Par un mémoire en défense, enregistré le 24 juin 2024, la directrice régionale des finances publiques d’Ile-de-France et de Paris conclut au rejet de la requête.
Elle fait valoir que les moyens de la requête sont infondés.
Par des mémoires enregistrés les 16 janvier 2026 et 9 mars 2026, l’administrateur de l’Etat, en charge de direction spécialisée de contrôle fiscal Ile-de-France, conclut au rejet de la requête.
Il fait valoir que la requête est partiellement sans objet à hauteur des dégrèvements intervenus en cours d’instance et que les autres moyens de la requête sont infondés.
Par une ordonnance du 16 mars 2026, la clôture d’instruction a été fixée au 7 avril 2026 à 12 heures.
Les parties ont été informées le 29 avril 2026, en application de l’article R. 611-7 du code de justice administrative, de ce que le jugement à intervenir était susceptible d’être fondé sur un moyen d’ordre public soulevé d’office tiré de l’irrecevabilité des conclusions à fin de décharge, en droits et pénalités, des rappels de taxes sur la valeur ajoutée réclamés à la société Shenzhenshihuiwangkejiyouxiangongsi (la société « Shenzhen ») au titre de la période du 1er juillet 2020 au 31 janvier 2023, dans la mesure où elles relèvent du contentieux de l’assiette, faute pour la société Taxually d’avoir saisi préalablement l’administration d’une réclamation d’assiette, la réclamation du 18 juillet 2024, étant postérieure à la requête.

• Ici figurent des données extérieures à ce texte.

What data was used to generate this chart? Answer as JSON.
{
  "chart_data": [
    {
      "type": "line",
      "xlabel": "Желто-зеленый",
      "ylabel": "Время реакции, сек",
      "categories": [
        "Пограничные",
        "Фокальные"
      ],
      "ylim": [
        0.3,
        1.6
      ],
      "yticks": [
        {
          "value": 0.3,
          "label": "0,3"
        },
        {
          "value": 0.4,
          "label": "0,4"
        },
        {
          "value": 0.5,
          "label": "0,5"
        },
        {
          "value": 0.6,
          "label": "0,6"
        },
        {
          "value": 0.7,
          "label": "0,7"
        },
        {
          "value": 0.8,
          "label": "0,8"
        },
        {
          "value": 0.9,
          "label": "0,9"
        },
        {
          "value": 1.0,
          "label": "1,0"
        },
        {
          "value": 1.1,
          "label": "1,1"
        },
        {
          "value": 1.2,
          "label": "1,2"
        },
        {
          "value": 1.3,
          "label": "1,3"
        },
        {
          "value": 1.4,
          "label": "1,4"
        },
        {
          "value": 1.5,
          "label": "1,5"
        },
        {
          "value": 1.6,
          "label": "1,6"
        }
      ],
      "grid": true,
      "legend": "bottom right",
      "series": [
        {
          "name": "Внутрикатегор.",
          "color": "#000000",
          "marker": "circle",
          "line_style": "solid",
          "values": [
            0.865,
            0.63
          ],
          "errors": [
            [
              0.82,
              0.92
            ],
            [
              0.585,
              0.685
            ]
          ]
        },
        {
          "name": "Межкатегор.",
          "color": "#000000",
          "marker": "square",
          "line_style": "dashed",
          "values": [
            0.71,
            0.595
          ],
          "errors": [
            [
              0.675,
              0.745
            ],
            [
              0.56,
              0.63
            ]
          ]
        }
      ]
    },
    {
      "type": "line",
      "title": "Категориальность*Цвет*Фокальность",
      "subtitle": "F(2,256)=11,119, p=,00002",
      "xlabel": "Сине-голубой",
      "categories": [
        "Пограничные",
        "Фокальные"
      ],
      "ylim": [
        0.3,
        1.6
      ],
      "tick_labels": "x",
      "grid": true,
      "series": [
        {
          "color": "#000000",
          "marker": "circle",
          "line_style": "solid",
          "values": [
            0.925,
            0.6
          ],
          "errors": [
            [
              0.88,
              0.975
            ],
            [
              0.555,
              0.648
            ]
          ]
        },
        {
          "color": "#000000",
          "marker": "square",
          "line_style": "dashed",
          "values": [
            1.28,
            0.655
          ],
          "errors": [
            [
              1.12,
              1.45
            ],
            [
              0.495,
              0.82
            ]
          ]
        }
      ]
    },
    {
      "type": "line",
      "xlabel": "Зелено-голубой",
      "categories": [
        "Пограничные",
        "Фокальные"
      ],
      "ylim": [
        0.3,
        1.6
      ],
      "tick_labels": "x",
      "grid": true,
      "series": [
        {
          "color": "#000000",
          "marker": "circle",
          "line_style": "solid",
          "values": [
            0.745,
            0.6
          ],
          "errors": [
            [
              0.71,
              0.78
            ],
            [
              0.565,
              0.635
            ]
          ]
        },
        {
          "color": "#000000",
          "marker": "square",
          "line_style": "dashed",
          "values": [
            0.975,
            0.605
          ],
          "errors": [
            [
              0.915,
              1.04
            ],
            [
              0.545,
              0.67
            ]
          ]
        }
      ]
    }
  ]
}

L’administrateur de l’Etat, en charge de la direction spécialisée de contrôle fiscal Ile-de-France a présenté des observations le 4 mai 2026 sur la communication faite en application de l’article R. 611-7 du code de justice administrative.
Vu les autres pièces du dossier.
Vu :
- la directive 2006/112/CE du Conseil du 28 novembre 2006 ;
- le code général des impôts et le livre des procédures fiscales ;
- le code de justice administrative.
Les parties ont été régulièrement averties du jour de l’audience.
Ont été entendus au cours de l’audience publique :
- le rapport de M. Touzanne ;
- les conclusions de M. Charzat, rapporteur public ;
- les observations de Me Pilczer, pour la société Taxually.
Considérant ce qui suit :
La société Shenzhenshihuiwangkejiyouxiangongsi (la société « Shenzhen »), société de droit chinois, s’est vu notifier, par une proposition de rectification du 24 octobre 2022, des rappels de taxe sur la valeur ajoutée réclamés au titre de la période du 4 juillet 2020 au 31 décembre 2022 ainsi que des pénalités pour manquement délibéré. Ces impositions supplémentaires ayant été mises en recouvrement le 30 janvier 2023, l’administration a adressé une mise en demeure valant commandement de payer par une lettre du 2 octobre 2023 adressée à la société Taxually, au motif que ces impositions supplémentaires devaient être solidairement mises à la charge de cette société, conformément à l’article 289 A du code général des impôts. Sa réclamation formée le 14 novembre 2023 ayant été rejetée par une décision du 29 janvier 2024, la société Taxually demande au tribunal, d’une part, de prononcer la décharge, en droit et pénalités, des rappels de taxes sur la valeur ajoutée réclamés à la société Shenzhen au titre de la période du 1er juillet 2020 au 31 janvier 2023 et, d’autre part, la décharge de l’obligation de payer ces sommes.
Sur l’étendue du litige :
Par une décision du 6 janvier 2026, postérieure à l’introduction de la requête, l’administration fiscale a procédé au dégrèvement partiel des rappels de taxe sur la valeur ajoutée concernant la période du 1er juillet 2021 au 30 juin 2022 à hauteur de la somme de 101 574 euros en droits et 42 451 euros de pénalités. Les conclusions de la requête à fin de décharge des rappels sont, dans cette mesure, devenues sans objet.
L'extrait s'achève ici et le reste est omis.